Modifications to eleventy-import-disqus:
- The original code created all the files in the same directory, so I changed it to create the same kind of nested structure I use (generally
./blog/yyyy/mm/post-slug/index.html
and./blog/yyyy/mm/post-slug/index.11tydata.json
). I decided to store the Disqus comments inindex.json
, which is lower-priority than.11tydata.json.
fs-extra made this easier by creating all the parent directories. - Ignored deleted messages
- Discarded avatars
- Did some reporting to help me review potential spam
- Reparented messages if I deleted their parent posts
- Indent the thread JSON nicely in case I want to add or remove comments by hand
With the thread JSON files, my blog takes 143 seconds to generate, versus 133 seconds without the comments. +10 seconds isn't too bad. I was worried that it would be longer, since I added 2,088 data JSON files to the build process, but I guess 11ty is pretty efficient.
Next steps
It had been nice to have a comment form that people could fill in from anywhere and which shared their comments without needing my (often delayed) intervention. I learned lots of things from what people shared. Sometimes people even had discussions with each other, which was extra cool. Still, I think it might be a good time to experiment with alternatives. Plain e-mail for now, I guess, maybe with a nudge asking people if I could share their comments. Mastodon, too - could be fun to make it easy to add a toot to the static comments from mastodon.el or from my Org Mode inbox. (Update 2025-03-30: Adding Mastodon toots as comments in my 11ty static blog) Might be good to figure out Webmentions, too. (But then other people have been dealing with spam Webmentions, of course.)

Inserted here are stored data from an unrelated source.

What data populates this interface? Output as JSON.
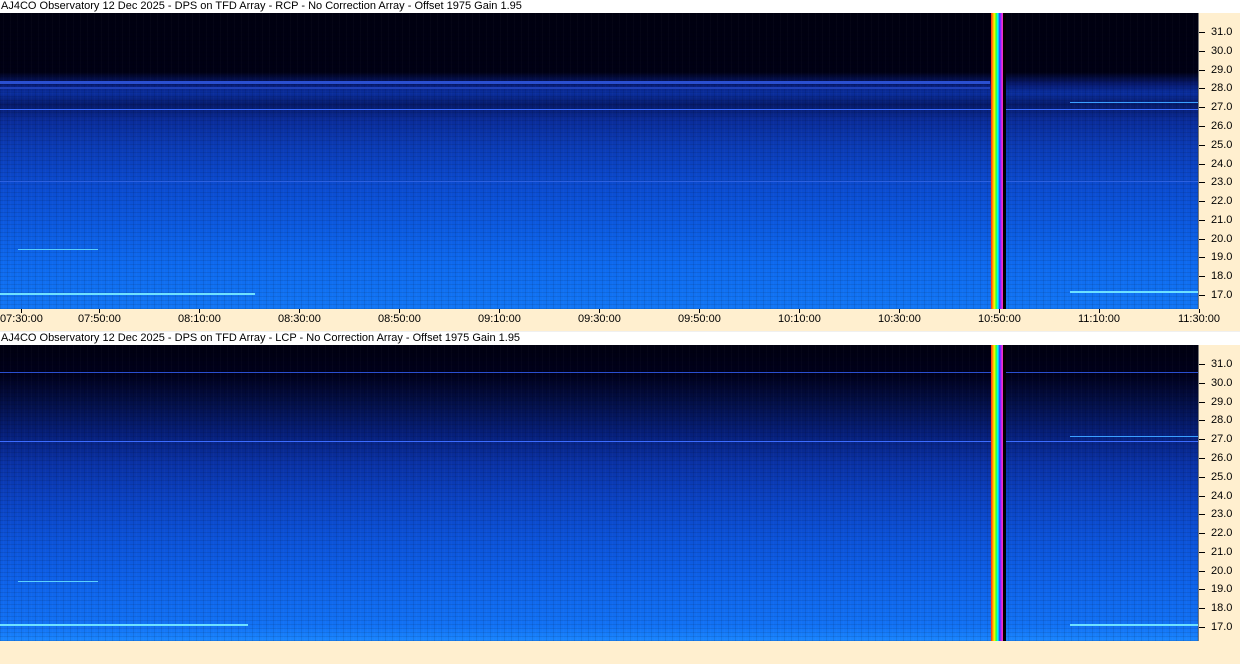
{
  "colors": {
    "axis_bg": "#ffefcf",
    "title_bg": "#ffffff",
    "spectrogram_dark": "#000018",
    "spectrogram_mid": "#0a3fb0",
    "spectrogram_bright": "#1a8cff"
  },
  "top": {
    "title": "AJ4CO Observatory 12 Dec 2025 - DPS on TFD Array  - RCP  -  No Correction Array  -  Offset 1975  Gain 1.95",
    "freq_labels": [
      "31.0",
      "30.0",
      "29.0",
      "28.0",
      "27.0",
      "26.0",
      "25.0",
      "24.0",
      "23.0",
      "22.0",
      "21.0",
      "20.0",
      "19.0",
      "18.0",
      "17.0"
    ],
    "time_labels": [
      "07:30:00",
      "07:50:00",
      "08:10:00",
      "08:30:00",
      "08:50:00",
      "09:10:00",
      "09:30:00",
      "09:50:00",
      "10:10:00",
      "10:30:00",
      "10:50:00",
      "11:10:00",
      "11:30:00"
    ]
  },
  "bottom": {
    "title": "AJ4CO Observatory 12 Dec 2025 - DPS on TFD Array  - LCP  -  No Correction Array  -  Offset 1975  Gain 1.95",
    "freq_labels": [
      "31.0",
      "30.0",
      "29.0",
      "28.0",
      "27.0",
      "26.0",
      "25.0",
      "24.0",
      "23.0",
      "22.0",
      "21.0",
      "20.0",
      "19.0",
      "18.0",
      "17.0"
    ]
  }
}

Comment counts can be useful social signals for interesting posts. I haven't added comment counts to the lists of blog posts yet. eleventy-import-disqus created a commentsCounts.json, which I could use in my templates. However, I might change the comments in the per-post .json file if I figure out how to include Mastodon comments, so I may need to update that file or recalculate it from the posts.

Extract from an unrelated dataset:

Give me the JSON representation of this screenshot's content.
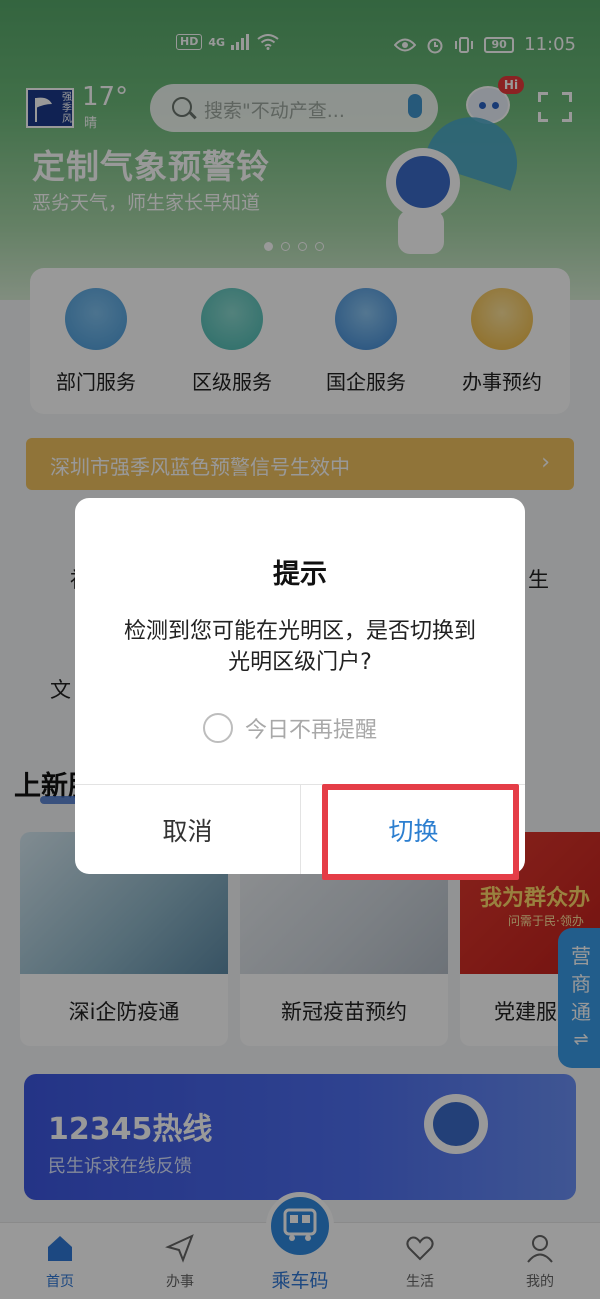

Many of the blogs I read have shifted away from commenting systems, and the ones who still have comments on seem to be bracing for AI-generated comment spam. I'm not sure I like the way the Internet is moving, but maybe in this little corner, we can still have conversations across time. Comments are such a wonderful part of learning out loud. I wonder how we can keep learning together.